North Sudanese Culture

Communication

Verbal

  • Indirect Communication: People generally rely on indirect communication in Sudan. It is common for Sudanese to understate their opinion in an effort to remain polite and harmonious. For example, people often respond with “Inshallah” – Arabic for "If God wills it”. This phrase is a polite way of remaining non-committal. For example, if you ask someone to do something and they respond with “Inshallah”, it generally means they are unprepared to say ‘yes’ and are indirectly declining. Due to their indirect communication style, it may not always be immediately evident when a Sudanese person has been offended. Therefore, one often has to rely on reading non-verbal cues to draw further meaning. 
  • Hierarchy: The language people use to address one another varies depending on their age difference, status and relationship. For example, men that are of the same age bracket generally refer to each other as “brother” and act quite informally. Meanwhile, those who are clearly older than oneself are treated with utmost respect.
  • Formality: It is important to use respectful and formal language whenever in public. If one is perceived to be rude in their speech (i.e. using informal language, slang, or addressing them inappropriately), they can be quickly looked down upon for not having ‘adab’ (manners and politeness). People speak more casually when only surrounded by their family in the confines of their home, but a general standard of respect is still expected.
  • Swearing: Swearing is uncommon and inappropriate in almost all situations.
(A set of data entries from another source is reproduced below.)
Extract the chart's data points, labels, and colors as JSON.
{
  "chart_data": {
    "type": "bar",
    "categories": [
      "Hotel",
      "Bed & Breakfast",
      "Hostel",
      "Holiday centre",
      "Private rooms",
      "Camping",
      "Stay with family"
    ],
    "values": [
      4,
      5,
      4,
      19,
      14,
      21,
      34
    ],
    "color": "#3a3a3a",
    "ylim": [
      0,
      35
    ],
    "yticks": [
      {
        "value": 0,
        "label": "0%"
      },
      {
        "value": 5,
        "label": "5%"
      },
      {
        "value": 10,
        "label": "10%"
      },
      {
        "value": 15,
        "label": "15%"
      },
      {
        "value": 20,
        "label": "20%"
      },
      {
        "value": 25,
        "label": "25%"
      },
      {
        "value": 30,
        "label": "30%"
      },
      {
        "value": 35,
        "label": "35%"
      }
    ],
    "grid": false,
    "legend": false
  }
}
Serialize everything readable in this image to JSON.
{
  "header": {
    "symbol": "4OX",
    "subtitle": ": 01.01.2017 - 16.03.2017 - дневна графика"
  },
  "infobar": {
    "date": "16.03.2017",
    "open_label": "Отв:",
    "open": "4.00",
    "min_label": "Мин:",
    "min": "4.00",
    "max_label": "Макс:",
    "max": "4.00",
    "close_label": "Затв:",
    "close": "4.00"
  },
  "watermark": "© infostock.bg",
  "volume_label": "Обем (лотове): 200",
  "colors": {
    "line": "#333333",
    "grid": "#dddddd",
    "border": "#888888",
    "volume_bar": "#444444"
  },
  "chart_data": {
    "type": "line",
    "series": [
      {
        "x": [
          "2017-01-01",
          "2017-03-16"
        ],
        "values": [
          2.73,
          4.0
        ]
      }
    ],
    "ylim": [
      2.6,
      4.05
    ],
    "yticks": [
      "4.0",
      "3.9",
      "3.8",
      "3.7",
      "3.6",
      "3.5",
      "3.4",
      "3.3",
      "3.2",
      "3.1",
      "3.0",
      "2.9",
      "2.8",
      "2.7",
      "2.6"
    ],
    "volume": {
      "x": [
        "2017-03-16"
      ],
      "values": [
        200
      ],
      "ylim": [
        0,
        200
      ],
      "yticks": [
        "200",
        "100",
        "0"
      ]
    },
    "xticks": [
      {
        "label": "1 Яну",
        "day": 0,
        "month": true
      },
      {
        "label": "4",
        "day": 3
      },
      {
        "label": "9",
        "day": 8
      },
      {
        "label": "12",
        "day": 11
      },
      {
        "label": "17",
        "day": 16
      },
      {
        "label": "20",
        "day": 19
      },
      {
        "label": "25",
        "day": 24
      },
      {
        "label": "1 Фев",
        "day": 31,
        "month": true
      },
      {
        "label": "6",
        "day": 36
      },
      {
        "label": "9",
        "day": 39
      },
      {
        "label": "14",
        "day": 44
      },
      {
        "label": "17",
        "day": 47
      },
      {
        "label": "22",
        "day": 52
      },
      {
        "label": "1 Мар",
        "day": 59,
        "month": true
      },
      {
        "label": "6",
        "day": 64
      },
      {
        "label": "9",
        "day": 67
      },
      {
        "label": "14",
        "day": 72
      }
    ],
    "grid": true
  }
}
Such behaviour is considered to be uncivilised, and may affect a Sudanese person’s impression of your character. For example, if a taxi driver heard his passengers swearing, he may mutter “O ask the forgiveness of god to force them to clean up their act”. 
  • Blesses and Curses: Blesses and curses are said on a daily basis in Sudan. These are short Arabic expressions that wish for God’s intervention depending on the situation (e.g. “May God give you health” or “May God curse your soul”). Blessings are often said instead of a ‘Thank you’. 
  • Humour: Sudanese joke by making fun of situations. You can indulge in gentle humour to soften difficult conversations. Sarcasm and wit are admired as an indication of intelligence. However, be aware that this humour may not translate across cultures and languages. Avoid making jokes that have sexual or rude undertones with anyone you do not have a very close relationship with.
  • Arabic: There are two varieties of Arabic spoken in Sudan. ‘Fus-ha’ is the formal form that is similar to classical Arabic. This is only used in formal contexts, such as public speeches, emails, government addresses, etc. In everyday communication, people speak ‘Ammiyya’, which is the colloquial form of Arabic.
  • Honorifics: The Sudanese do not use as many honorifics as other Arabic-speaking countries. They may address someone as ‘my dear’. However, people do not call each other ‘my love’ (habibi) as much as Arabic speakers in surrounding countries.

 

Non-Verbal

  • Physical Contact: People are usually comfortable hugging and touching friends of the same gender. However, physical contact between two people of opposite genders is generally limited in Sudan. Some may shake hands or tap the shoulder, but after that first point of contact, men and women keep their distance from one another.
  • Personal Space: A Sudanese person’s standard of personal space may differ depending on their relationship with the other person. If the person is a friend of the same gender, the distance is often smaller than what an Australian is used to. For example, two friends may nestle together when sitting. However, it may be bigger in instances when there is a difference of authority or when the other person is from the opposite gender. It is best to keep at least one metre distance between you and a Sudanese person to respect the modesty of the other person if you do not know them well.
  • Eye Contact: Direct eye contact is important, but it should not be prolonged. It is best to make short, infrequent eye-to-eye contact and avoid steady gazes. Staring is considered an act of intimidation. It is also a sign of respect to avert one’s gaze. Therefore, it is polite to look in the direction of someone of status without directly meeting their eyes. 
  • Hands: There is a separation between the functions of the hands in Sudanese culture. This custom is tied to Islamic principles that prescribe the left hand should be used for hygiene purposes. Therefore, it is considered more unclean and should not be used for functions such as waving, eating or offering items. Always use the right hand to gesture, touch people or offer items.
  • Pointing: Pointing at someone with a single index finger can come across as accusing or intimidating. It is best to gesture at people with the whole hand. The Sudanese may also gesture with their head.
  • Facial Expressions: It is not always customary for people to smile when passing strangers in Sudan. This may give people the wrong impression that the Sudanese are overly serious.